If it's painted and a common profile, maybe you can glue up some rips of pine on the Wall. Take it to the nearest millwork shop and they can mill it to match.
I would check with them before going through the trouble of gluing it up. But, here in western New Jesey and Eastern Pa curved walls are commonplace and most shops can match almost any profile.
It will be stained Fir 1x8 with a roundover on the top. The piece in question is about 13' long. I thought about kerfing and trying to laminate the base in place but I just can't work it out in my mind. I thought about the flexable trim but could I match the grain?
Could you install the flat 1x8 part and add the roundover as a separate piece? I recently installed a 1x8 qtr. sawn white oak base on a curved wall. I used 2 layers of 1/4" ply with the oak as the finish layer and covered the laminated edge with a separate piece that was I was able to bend into place. It might be worth it to experiment with different techniques to see what would work best.
Shep is on the right track. Make it in a 2 piece system.
Surface the 1x8. Rout off the roundoff - say 3/4" radius - in the clearest edge of the board. Use your best table saw rip blade to cut the rounded 3/4" portion off the 1x8. Joint the edges if necessary but take off minimum material. Cut saw kerfs in back of 1x8 with mitre saw set to depth (typ. 2/3 of stock thickness). Lay the quarter round piece on its curved face and carefully make saw kerfs that cut through the squared part of the stock but do not pierce through into the curved, finished face. You will probably need a rest made of scrap with an appropriately shaped groove routed into it.

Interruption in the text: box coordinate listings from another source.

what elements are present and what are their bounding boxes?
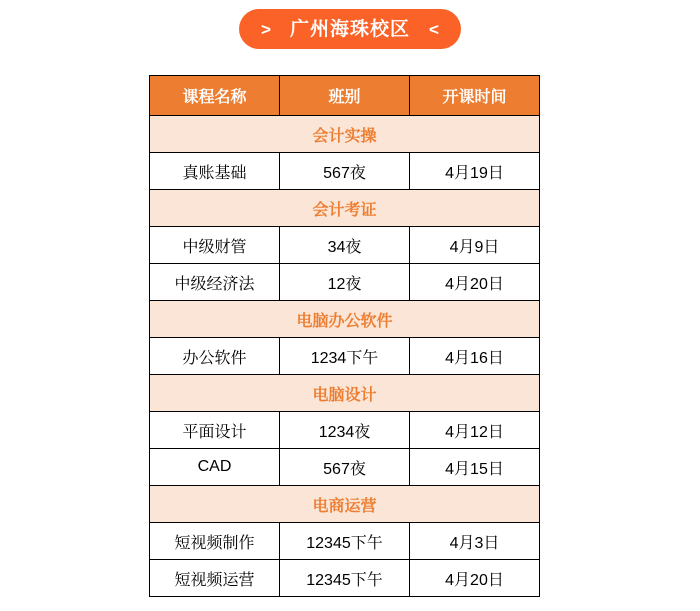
cell-start: 4月15日 [410, 449, 540, 486]
cell-start: 4月19日 [410, 153, 540, 190]
cell-course: 中级经济法 [150, 264, 280, 301]
table-row [150, 523, 540, 560]
table-row [150, 449, 540, 486]
section-title: 电商运营 [150, 486, 540, 523]
cell-course: 真账基础 [150, 153, 280, 190]
right-arrow-icon: > [261, 19, 271, 39]
section-row [150, 116, 540, 153]
cell-course: 中级财管 [150, 227, 280, 264]
cell-course: 短视频制作 [150, 523, 280, 560]
table-header-row [150, 76, 540, 116]
cell-class: 1234夜 [280, 412, 410, 449]
section-row [150, 375, 540, 412]
section-title: 电脑办公软件 [150, 301, 540, 338]
campus-banner [239, 9, 461, 49]
section-title: 电脑设计 [150, 375, 540, 412]
course-schedule-table [149, 75, 540, 597]
cell-course: 办公软件 [150, 338, 280, 375]
cell-start: 4月9日 [410, 227, 540, 264]
cell-start: 4月16日 [410, 338, 540, 375]
section-row [150, 301, 540, 338]
left-arrow-icon: < [429, 19, 439, 39]
schedule-table-container [149, 75, 540, 597]
cell-start: 4月3日 [410, 523, 540, 560]
cell-class: 1234下午 [280, 338, 410, 375]
section-title: 会计考证 [150, 190, 540, 227]
section-row [150, 190, 540, 227]
cell-course: 平面设计 [150, 412, 280, 449]
header-start-date: 开课时间 [410, 76, 540, 116]
section-title: 会计实操 [150, 116, 540, 153]
table-row [150, 264, 540, 301]
campus-title: 广州海珠校区 [289, 18, 410, 40]
section-row [150, 486, 540, 523]
header-class-type: 班别 [280, 76, 410, 116]
cell-class: 12345下午 [280, 560, 410, 597]
table-row [150, 153, 540, 190]
table-row [150, 227, 540, 264]
cell-start: 4月20日 [410, 560, 540, 597]
table-row [150, 560, 540, 597]
cell-start: 4月20日 [410, 264, 540, 301]
cell-class: 12夜 [280, 264, 410, 301]
table-row [150, 412, 540, 449]
cell-class: 34夜 [280, 227, 410, 264]
cell-start: 4月12日 [410, 412, 540, 449]
cell-class: 12345下午 [280, 523, 410, 560]
cell-class: 567夜 [280, 153, 410, 190]
header-course-name: 课程名称 [150, 76, 280, 116]
cell-class: 567夜 [280, 449, 410, 486]
banner-container [0, 0, 700, 49]
cell-course: CAD [150, 449, 280, 486]
cell-course: 短视频运营 [150, 560, 280, 597]
table-row [150, 338, 540, 375]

Now you have two pieces of trim that will flex around the profile and have matching grain. Obviously the quarter round will be exceedingly fragile; handle with care.

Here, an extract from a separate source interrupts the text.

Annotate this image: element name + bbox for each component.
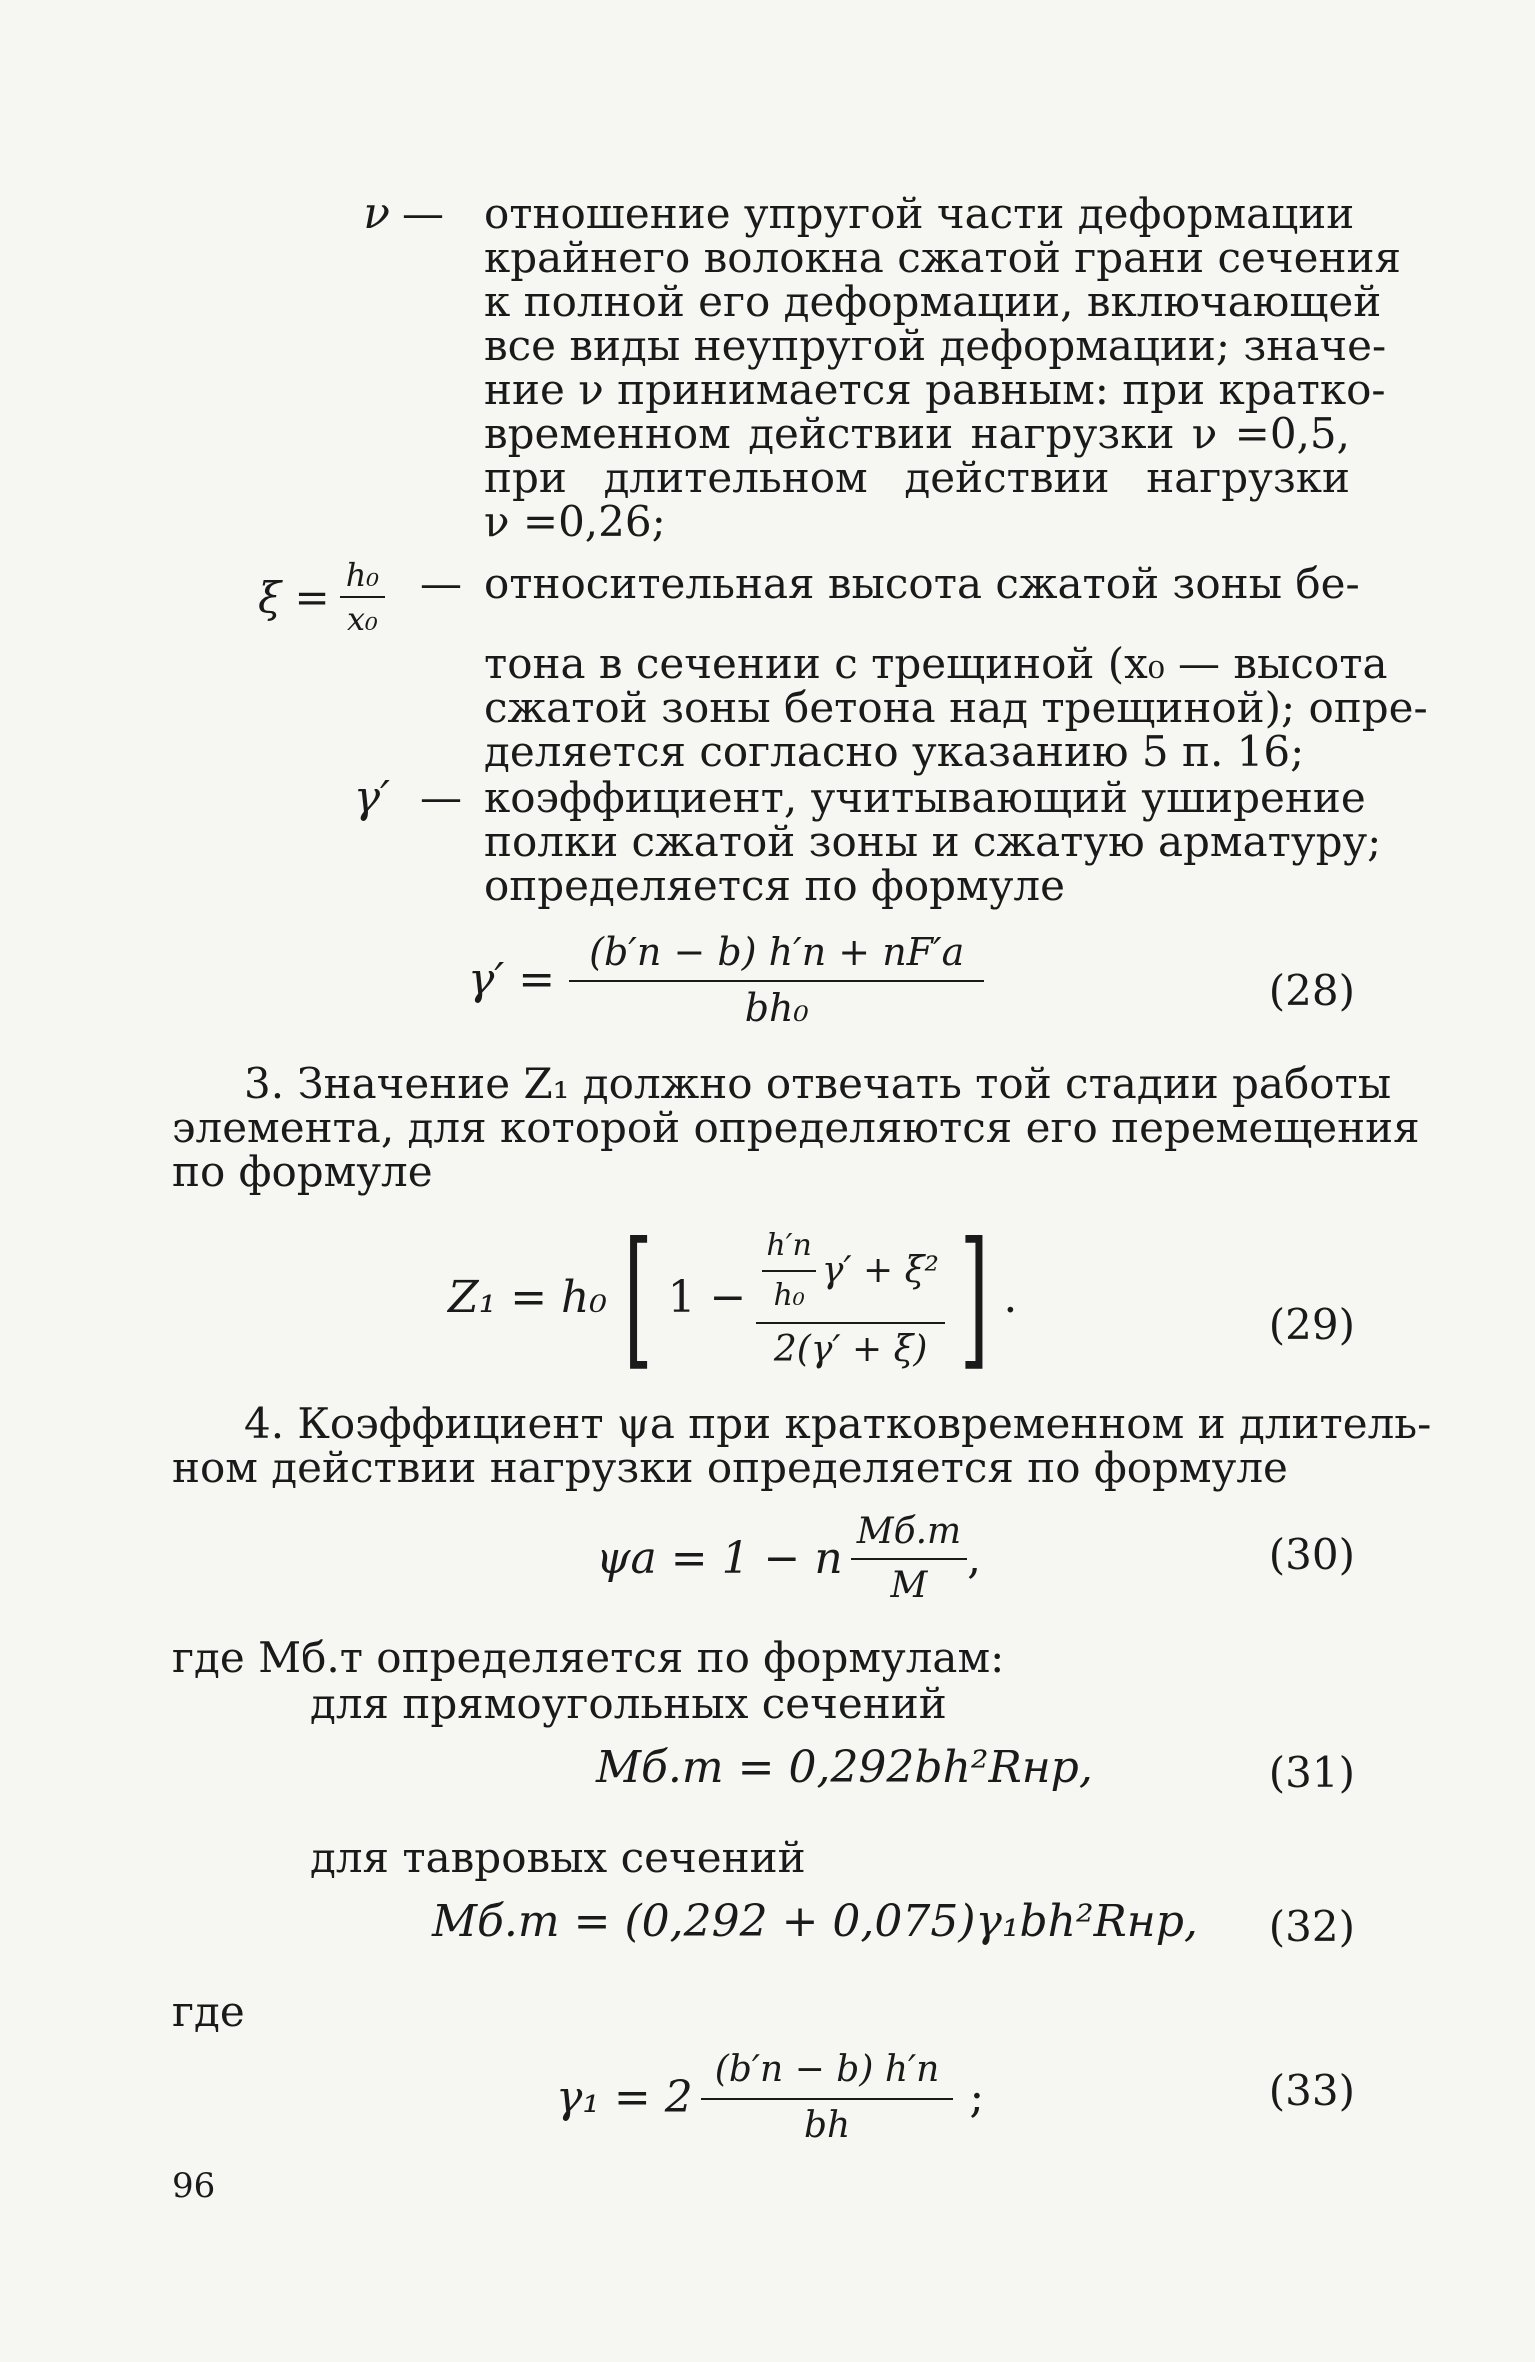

Of course, all of the above is keyed toward stain grade. For paint grade probably fastest thing would be to use smaller radius round off, cut full width kerfs, fasten to wall, spackle generously, sand carefully.
Enjoy! I love this kind of stuff.
Wally
Lignum est bonum.
I like your idea and I think I could make that work, it never occurred to me to use plywood and top it with a roundover. thanks!